Status: available Supervisor: Daniel Helm, Martin Kampel
Start: as soon as possible
Problem Statement
Automatic video content analysis is needed in many different domains such as historical film preservation or film archiving. Due to the enormous quantity of available visual media data, automatic approaches shall be used in order to find specific content in videos or create new visual representations of specific domains. A fundamental part for analyzing large film archives is the detection and classification of camera movements such as PAN, TILT or TRACK within a given image-sequence.
The goal of this practical work is as follows:
For establishing an automatic video analysis platform, a “Camera Operations Detection module”, shall be developed. This module shall be able to detect and classify camera movements such as PAN, TILT, TRACK or NO MOVEMENT as well as ZOOM IN/OUT and maybe combinations of those in given input videos. Moreover, a mechanism shall be developed in order to categories a video shot as HIGH-ANGLE or LOW-ANGLE recording.
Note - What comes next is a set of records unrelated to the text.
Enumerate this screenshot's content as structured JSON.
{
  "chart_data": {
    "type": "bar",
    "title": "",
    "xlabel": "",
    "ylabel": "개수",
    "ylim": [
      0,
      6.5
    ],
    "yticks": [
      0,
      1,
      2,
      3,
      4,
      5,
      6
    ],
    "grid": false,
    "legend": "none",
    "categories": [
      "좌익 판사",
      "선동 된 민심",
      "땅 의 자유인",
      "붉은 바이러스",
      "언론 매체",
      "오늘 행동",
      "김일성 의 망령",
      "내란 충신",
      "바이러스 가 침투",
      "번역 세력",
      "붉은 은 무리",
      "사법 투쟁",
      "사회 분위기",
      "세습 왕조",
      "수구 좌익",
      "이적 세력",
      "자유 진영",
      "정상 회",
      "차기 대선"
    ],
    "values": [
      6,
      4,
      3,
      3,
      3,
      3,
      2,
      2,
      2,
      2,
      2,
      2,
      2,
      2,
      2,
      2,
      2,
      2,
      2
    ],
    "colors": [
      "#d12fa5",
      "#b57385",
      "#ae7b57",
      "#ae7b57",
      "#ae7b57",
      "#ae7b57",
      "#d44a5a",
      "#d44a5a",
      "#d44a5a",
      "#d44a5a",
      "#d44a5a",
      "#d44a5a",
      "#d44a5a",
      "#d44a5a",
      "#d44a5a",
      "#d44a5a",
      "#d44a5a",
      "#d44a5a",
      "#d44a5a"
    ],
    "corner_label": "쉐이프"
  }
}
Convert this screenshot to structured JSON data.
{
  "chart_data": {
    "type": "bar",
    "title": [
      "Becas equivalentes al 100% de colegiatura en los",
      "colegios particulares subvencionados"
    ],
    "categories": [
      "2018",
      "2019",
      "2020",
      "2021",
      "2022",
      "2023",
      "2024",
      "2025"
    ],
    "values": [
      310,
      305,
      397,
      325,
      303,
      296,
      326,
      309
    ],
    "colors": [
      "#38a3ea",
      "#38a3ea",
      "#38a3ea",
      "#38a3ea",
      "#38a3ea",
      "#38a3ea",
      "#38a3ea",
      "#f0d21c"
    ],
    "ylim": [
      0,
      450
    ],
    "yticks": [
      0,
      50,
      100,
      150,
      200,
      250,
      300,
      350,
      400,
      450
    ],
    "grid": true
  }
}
Deep learning-based as well as traditional-computer vision-based approaches shall be explored and evaluated and a dataset should be created (extended) in order to form a fundamental evaluation base.
Workflow
- Literature Review – getting to know the algorithms
- Implenetation of state-of-the-art approaches (Deep-learning based optical flow vs. camera pose estimation of monocular camera systems)
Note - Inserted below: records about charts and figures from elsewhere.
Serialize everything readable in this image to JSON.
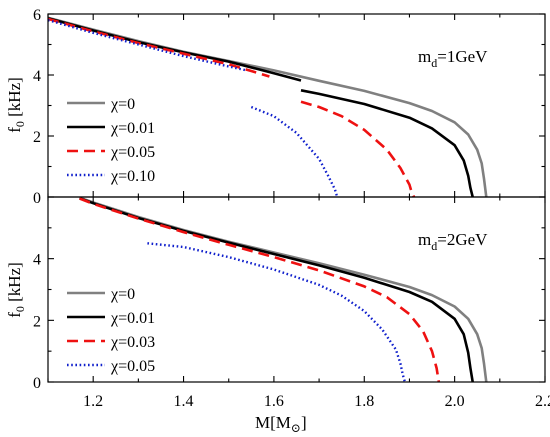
{
  "chart_data": [
    {
      "type": "line",
      "panel": "top",
      "annotation": {
        "base": "m",
        "sub": "d",
        "rest": "=1GeV"
      },
      "ylabel": {
        "base": "f",
        "sub": "0",
        "unit": " [kHz]"
      },
      "xlim": [
        1.1,
        2.2
      ],
      "ylim": [
        0,
        6
      ],
      "xticks": [],
      "yticks": [
        0,
        2,
        4,
        6
      ],
      "legend_position": "lower-left",
      "series": [
        {
          "name": "χ=0",
          "color": "#808080",
          "dash": "solid",
          "x": [
            1.1,
            1.2,
            1.3,
            1.4,
            1.5,
            1.6,
            1.7,
            1.8,
            1.9,
            1.95,
            2.0,
            2.03,
            2.05,
            2.06,
            2.065,
            2.07
          ],
          "y": [
            5.88,
            5.49,
            5.11,
            4.76,
            4.46,
            4.15,
            3.81,
            3.48,
            3.08,
            2.82,
            2.45,
            2.05,
            1.55,
            1.1,
            0.6,
            0.0
          ]
        },
        {
          "name": "χ=0.01",
          "color": "#000000",
          "dash": "solid",
          "segments": [
            {
              "x": [
                1.1,
                1.2,
                1.3,
                1.4,
                1.5,
                1.6,
                1.66
              ],
              "y": [
                5.86,
                5.46,
                5.08,
                4.74,
                4.44,
                4.06,
                3.82
              ]
            },
            {
              "x": [
                1.66,
                1.7,
                1.8,
                1.9,
                1.95,
                2.0,
                2.02,
                2.03,
                2.035,
                2.04
              ],
              "y": [
                3.5,
                3.38,
                3.05,
                2.6,
                2.25,
                1.7,
                1.2,
                0.7,
                0.3,
                0.0
              ]
            }
          ]
        },
        {
          "name": "χ=0.05",
          "color": "#ee1111",
          "dash": "dashed",
          "segments": [
            {
              "x": [
                1.1,
                1.2,
                1.3,
                1.4,
                1.5,
                1.55,
                1.59
              ],
              "y": [
                5.84,
                5.43,
                5.05,
                4.7,
                4.35,
                4.13,
                3.95
              ]
            },
            {
              "x": [
                1.66,
                1.7,
                1.75,
                1.8,
                1.85,
                1.88,
                1.9,
                1.905,
                1.91
              ],
              "y": [
                3.12,
                2.95,
                2.65,
                2.2,
                1.55,
                0.95,
                0.4,
                0.15,
                0.0
              ]
            }
          ]
        },
        {
          "name": "χ=0.10",
          "color": "#1020cc",
          "dash": "dotted",
          "segments": [
            {
              "x": [
                1.1,
                1.2,
                1.3,
                1.4,
                1.5,
                1.54
              ],
              "y": [
                5.8,
                5.38,
                5.0,
                4.62,
                4.28,
                4.15
              ]
            },
            {
              "x": [
                1.55,
                1.6,
                1.65,
                1.7,
                1.72,
                1.735,
                1.74
              ],
              "y": [
                2.95,
                2.65,
                2.1,
                1.25,
                0.7,
                0.25,
                0.0
              ]
            }
          ]
        }
      ]
    },
    {
      "type": "line",
      "panel": "bottom",
      "annotation": {
        "base": "m",
        "sub": "d",
        "rest": "=2GeV"
      },
      "ylabel": {
        "base": "f",
        "sub": "0",
        "unit": " [kHz]"
      },
      "xlabel": {
        "text": "M[M",
        "sub": "⊙",
        "close": "]"
      },
      "xlim": [
        1.1,
        2.2
      ],
      "ylim": [
        0,
        6
      ],
      "xticks": [
        1.2,
        1.4,
        1.6,
        1.8,
        2.0,
        2.2
      ],
      "yticks": [
        0,
        2,
        4
      ],
      "legend_position": "lower-left",
      "series": [
        {
          "name": "χ=0",
          "color": "#808080",
          "dash": "solid",
          "x": [
            1.17,
            1.2,
            1.3,
            1.4,
            1.5,
            1.6,
            1.7,
            1.8,
            1.9,
            1.95,
            2.0,
            2.03,
            2.05,
            2.06,
            2.065,
            2.07
          ],
          "y": [
            5.98,
            5.82,
            5.35,
            4.93,
            4.55,
            4.2,
            3.85,
            3.48,
            3.08,
            2.82,
            2.45,
            2.05,
            1.55,
            1.1,
            0.6,
            0.0
          ]
        },
        {
          "name": "χ=0.01",
          "color": "#000000",
          "dash": "solid",
          "x": [
            1.17,
            1.2,
            1.3,
            1.4,
            1.5,
            1.6,
            1.7,
            1.8,
            1.9,
            1.95,
            2.0,
            2.02,
            2.03,
            2.035,
            2.04
          ],
          "y": [
            5.96,
            5.8,
            5.32,
            4.9,
            4.52,
            4.15,
            3.78,
            3.38,
            2.92,
            2.6,
            2.05,
            1.55,
            0.95,
            0.45,
            0.0
          ]
        },
        {
          "name": "χ=0.03",
          "color": "#ee1111",
          "dash": "dashed",
          "x": [
            1.17,
            1.2,
            1.3,
            1.4,
            1.5,
            1.6,
            1.7,
            1.8,
            1.85,
            1.9,
            1.93,
            1.95,
            1.96,
            1.965
          ],
          "y": [
            5.95,
            5.78,
            5.3,
            4.86,
            4.45,
            4.05,
            3.62,
            3.1,
            2.75,
            2.2,
            1.65,
            1.0,
            0.45,
            0.0
          ]
        },
        {
          "name": "χ=0.05",
          "color": "#1020cc",
          "dash": "dotted",
          "x": [
            1.32,
            1.4,
            1.5,
            1.6,
            1.7,
            1.75,
            1.8,
            1.84,
            1.87,
            1.88,
            1.885,
            1.89
          ],
          "y": [
            4.5,
            4.38,
            4.05,
            3.65,
            3.15,
            2.8,
            2.3,
            1.7,
            1.05,
            0.6,
            0.25,
            0.0
          ]
        }
      ]
    }
  ]
}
- Filtering mechanisms for moving/non-moving objects in a scene
- Implementation of an usable Camera Movement Classification module
- Evaluation (qualitative vs. quantitative)
- Written Report and final presentation
Requirements
Basic knowledge in computer vision Experience in Python. Interest in Deep Learning (Tensorflow, Keras, PyTorch) and Machine Learning
This work is part of the project “Visual History of the Holocaust”.
The practical course is part of an ongoing research project. A “Forschungsbeihilfe” is available for the selected student.